Kumar is part of a wave of new retail investors who have helped to reverse the steady decline of participants in the Singapore stock market. This is evidenced by a slew of new share trading accounts opened early this year, according to checks by The Edge Singapore in May.
For one, CGS-CIMB Singapore registered a 32% surge in the brokerage’s account openings for 1Q2020 from the previous quarter. New investors came aboard because of low share prices and attractive returns, according to Raymond Chin, its head of retail. Phillip Securities, one of the more established homegrown brokerages, saw a threefold surge in new applications for the period of January to April, compared to the corresponding period last year. OCBC Securities, on the other hand, recorded a 42% y-o-y increase in requests for account openings between January and March.
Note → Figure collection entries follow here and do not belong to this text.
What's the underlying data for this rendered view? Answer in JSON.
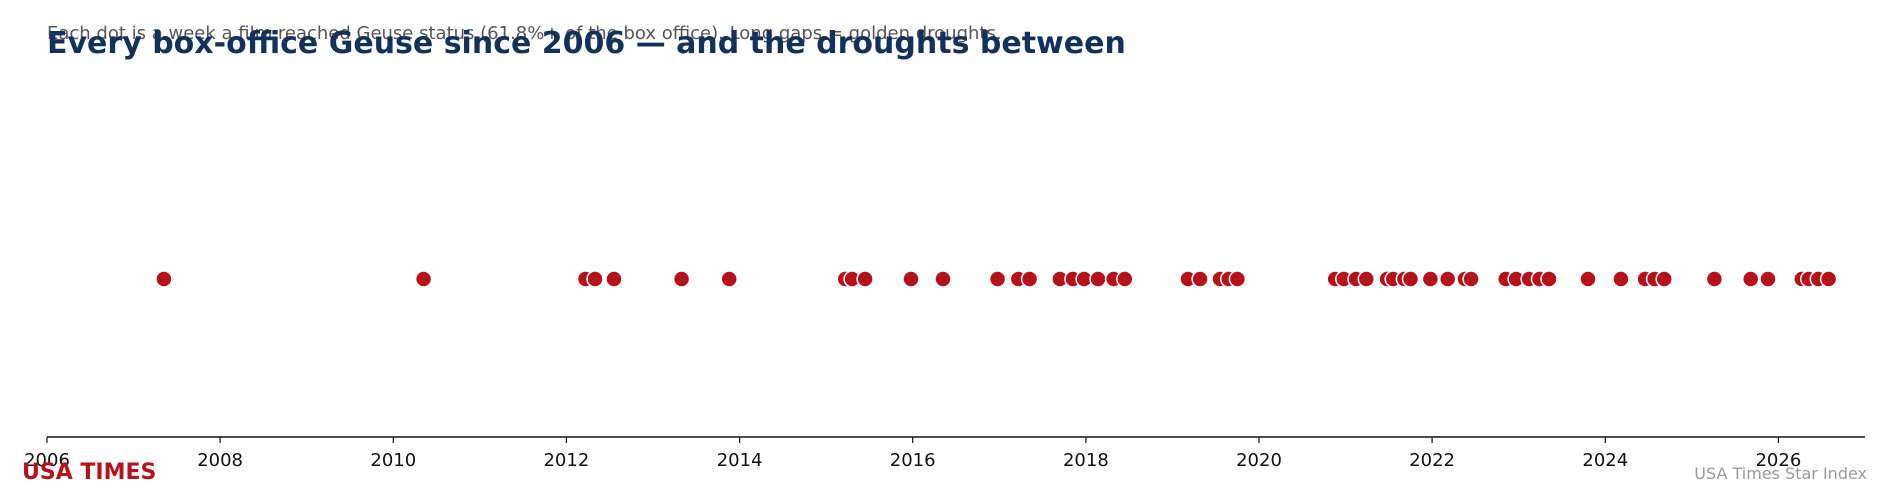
{
  "chart_data": {
    "type": "scatter",
    "title": "Every box-office Geuse since 2006 — and the droughts between",
    "subtitle": "Each dot is a week a film reached Geuse status (61.8%+ of the box office). Long gaps = golden droughts.",
    "xlabel": "",
    "ylabel": "",
    "xlim": [
      2006,
      2027
    ],
    "ticks": [
      "2006",
      "2008",
      "2010",
      "2012",
      "2014",
      "2016",
      "2018",
      "2020",
      "2022",
      "2024",
      "2026"
    ],
    "y_axis_visible": false,
    "grid": false,
    "x": [
      2007.35,
      2010.35,
      2012.22,
      2012.33,
      2012.55,
      2013.33,
      2013.88,
      2015.22,
      2015.3,
      2015.45,
      2015.98,
      2016.35,
      2016.98,
      2017.22,
      2017.35,
      2017.7,
      2017.85,
      2017.98,
      2018.14,
      2018.32,
      2018.45,
      2019.18,
      2019.32,
      2019.55,
      2019.65,
      2019.75,
      2020.88,
      2020.98,
      2021.12,
      2021.24,
      2021.48,
      2021.55,
      2021.68,
      2021.75,
      2021.98,
      2022.18,
      2022.38,
      2022.45,
      2022.85,
      2022.97,
      2023.12,
      2023.24,
      2023.35,
      2023.8,
      2024.18,
      2024.46,
      2024.57,
      2024.68,
      2025.26,
      2025.68,
      2025.88,
      2026.27,
      2026.35,
      2026.46,
      2026.58
    ],
    "colors": {
      "dot": "#b5121b",
      "dot_outline": "#ffffff",
      "title": "#14315c",
      "subtitle": "#555555",
      "axis": "#111111"
    }
  },
  "brand": "USA TIMES",
  "source": "USA Times Star Index"
}
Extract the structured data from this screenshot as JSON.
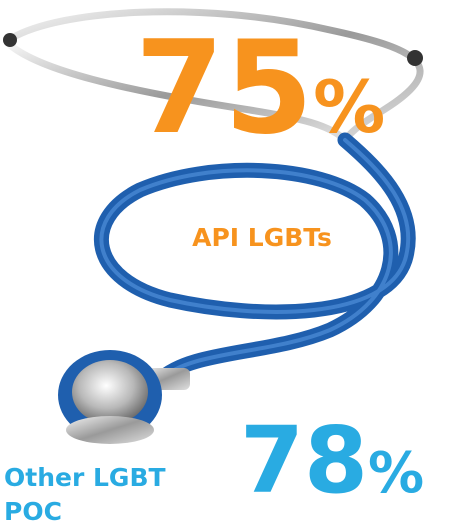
{
  "stats": [
    {
      "value": "75",
      "unit": "%",
      "label": "API LGBTs"
    },
    {
      "value": "78",
      "unit": "%",
      "label_lines": [
        "Other LGBT",
        "POC"
      ]
    }
  ]
}
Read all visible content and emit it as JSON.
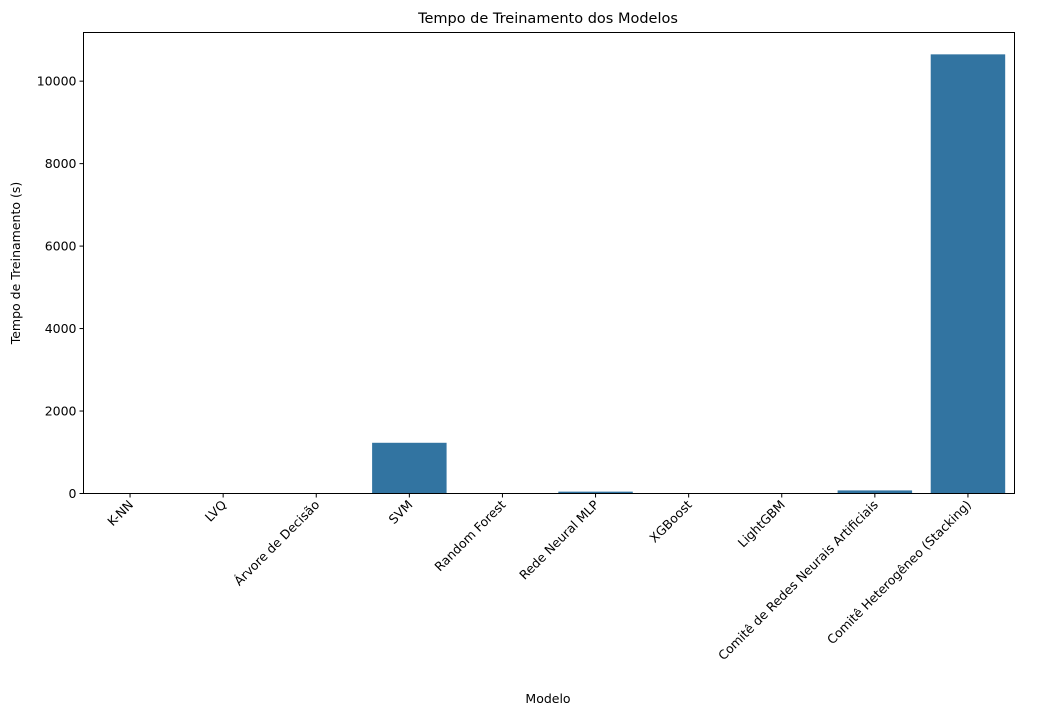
{
  "chart_data": {
    "type": "bar",
    "title": "Tempo de Treinamento dos Modelos",
    "xlabel": "Modelo",
    "ylabel": "Tempo de Treinamento (s)",
    "categories": [
      "K-NN",
      "LVQ",
      "Árvore de Decisão",
      "SVM",
      "Random Forest",
      "Rede Neural MLP",
      "XGBoost",
      "LightGBM",
      "Comitê de Redes Neurais Artificiais",
      "Comitê Heterogêneo (Stacking)"
    ],
    "values": [
      3,
      3,
      3,
      1230,
      3,
      45,
      3,
      3,
      75,
      10650
    ],
    "yticks": [
      0,
      2000,
      4000,
      6000,
      8000,
      10000
    ],
    "ylim": [
      0,
      11180
    ],
    "bar_color": "#3274a1",
    "grid": false,
    "legend": "none"
  }
}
This surge in share trading account openings has slowed the process. DBS Vickers notes that on a normal day, the process would take anywhere between five and seven days. But that had stretched to up to four weeks, as the brokerage grappled with a high volume of requests.
Indeed, according to the Singapore Exchange, new CDP (Central Depository) accounts have more than trebled in March and accelerated fivefold in April compared to both months a year ago. In total, the number of new CDP accounts opened in both months reached over 10,000.
Unsurprisingly, trading statistics from the SGX reflected highs that were not seen in recent times. The securities market turnover volume peaked at 39.8 billion shares in March, the highest since October 2018. The securities market turnover value, too, peaked at $48.25 billion the same month, the highest since 2017. The securities daily average value (SDAV) and turnover velocity also peaked at $2.19 billion and 92%, respectively.
Chew Sutat, SGX’s head of global sales and origination, says the figures point to the underlying strength of the Singapore stock market. “If you compare y-o-y or q-o-q, the numbers are very strong. So, it is demonstrable of what I would call latent muscle in the market, which is what people don’t see,” he tells The
Edge Singapore in a recent interview.
‘Smart’ retail
To be sure, more active trading by retail investors is a trend seen not just in Singapore but also in markets like the US. “In the past, retail investors were always buying high, selling low, and always late in the game,” says DBS chief investment officer Hou Wey Fook, referring to US retail investors. “Now, they’ve climbed the learning curve. They are what I call ‘net positive’ for the overall market, and a new force to contend with. What we see in the US, we also see in Singapore.”
There are several reasons for the increased participation from retail investors, Evy Wee, head of financial planning and personal investing at DBS, told The Edge Singapore in May.
“We see both new and younger investors wanting to make investments when stock prices fell earlier in March, whereas existing investors want to rebalance their portfolios to reflect current market sentiment,” says Wee. “More customers have also come forward to set up regular investing plans, while some existing customers have gone on to increase their monthly investment amounts.”